The Appeal by Janice Hallett
When I say that I read this book in one go, I am not exaggerating. I still have the occasional totally sleepless night courtesy of my pandemic-era insomnia, and in an attempt not to spend eight hours scrolling on TikTok I usually dip into my library apps (Libby and Borrowbox) and see what I can download to while away the night. I knew of The Appeal because it has become a bestselling new crime novel of the 2020s surpassed only by Richard Osman's output, but because I spend most of my crime-time on books published between 1920 and 1940 I had never come close to picking it up before.
I sped through it in that one night. It's formatted as a collection of "documents in the case" with almost no connecting narrative between the Whatsapp messages, emails and interview transcripts that make up the bulk of the book. The dossier has been put together by a barrister for a pair of junior colleagues to assess, and since I too wanted to be a barrister when I was a teenager this format really scratched an investigative itch for me. I did guess the answer to the central mystery quite early on (because it happens to draw on something I've researched extensively in the past) but I still read voraciously through the rest of the book regardless. That's about the highest compliment I can pay a mystery novel — if I still want to read it after I know what's going to happen.
I do like the documentary/epistolary format, and I'm interested to try another Hallett to see if she pulls it off again with a different story. I'm glad to see a contemporary writer experimenting with it so successfully. Still, as much as I liked this book, it has not eclipsed The Documents in the Case by Dorothy L. Sayers and Robert Eustace from 1930 as the best example of this conceit for me. The Appeal is a good puzzle but it doesn't pack the same emotional punch.
A Radical Romance by Alison Light
It took me almost two years to finish this superb memoir about an unconventional marriage. Not because it was slog to read — quite the reverse. I found it so precisely emotionally devastating that I could only manage short sections at a time, days apart. I plan to write about it in greater depth in a future essay, so I won't say much more here, other than that I think you should get a copy and read it too. And then track down all of Alison Light's other books too, because she is a superb writer who deserves to be much better known.
Daydream by Hannah Grace
The Maple Hills romance series, of which this is the third book, serves a similar function in my life now as watching The O.C. did when I was 16. There is a cast of fairly interchangeable hot teenagers in California, doing hot teenager things, and I can just let their escapades wash over my tired brain in a soothing way. Sometimes, that's all you need.
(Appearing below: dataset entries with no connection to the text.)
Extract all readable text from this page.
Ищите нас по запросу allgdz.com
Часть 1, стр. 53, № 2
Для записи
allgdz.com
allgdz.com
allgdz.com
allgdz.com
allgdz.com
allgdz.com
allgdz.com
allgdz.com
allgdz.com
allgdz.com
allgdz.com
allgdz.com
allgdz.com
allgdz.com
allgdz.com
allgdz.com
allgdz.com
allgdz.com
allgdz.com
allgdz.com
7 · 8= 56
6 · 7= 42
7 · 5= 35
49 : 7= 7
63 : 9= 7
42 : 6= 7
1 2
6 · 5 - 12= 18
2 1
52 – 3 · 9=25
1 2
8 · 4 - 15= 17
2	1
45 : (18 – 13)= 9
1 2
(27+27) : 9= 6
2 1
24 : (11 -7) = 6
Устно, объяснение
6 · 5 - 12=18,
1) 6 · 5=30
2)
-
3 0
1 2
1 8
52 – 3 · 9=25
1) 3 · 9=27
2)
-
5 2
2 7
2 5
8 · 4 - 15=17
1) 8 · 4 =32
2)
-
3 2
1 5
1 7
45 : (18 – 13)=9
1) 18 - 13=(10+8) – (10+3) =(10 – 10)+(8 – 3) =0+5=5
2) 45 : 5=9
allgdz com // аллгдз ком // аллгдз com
Death in Fancy Dress by Anthony Gilbert
The Shedunnit Book Club is reading this 1933 detective story in October, so I re-read it this month in order to make the bonus podcast about it in good time. Club members will be able to hear my thoughts on it in a couple of weeks, but suffice to say: this is very far from being my favourite Gilbert novel of the ones I have read so far (I think that is The Vanishing Corpse from 1941). I miss the presence of her series detectives, sketchy solicitor Arthur Crook and know-it-all MP Scott Egerton, and I don't find any of the one-off characters here especially sympathetic. Still, the fancy dress party that gives the book its title is a good time, and I like the WWI hangover that is palpable throughout the plot.
There we have it, my reading for September. For those who are interested in the data, that was nine books, bringing me to a total of 86 for the year. If you would like to follow along in real time, you can see what I'm reading at any given moment on the Storygraph. I just use that as a tracker, though, I don't publish any reviews there.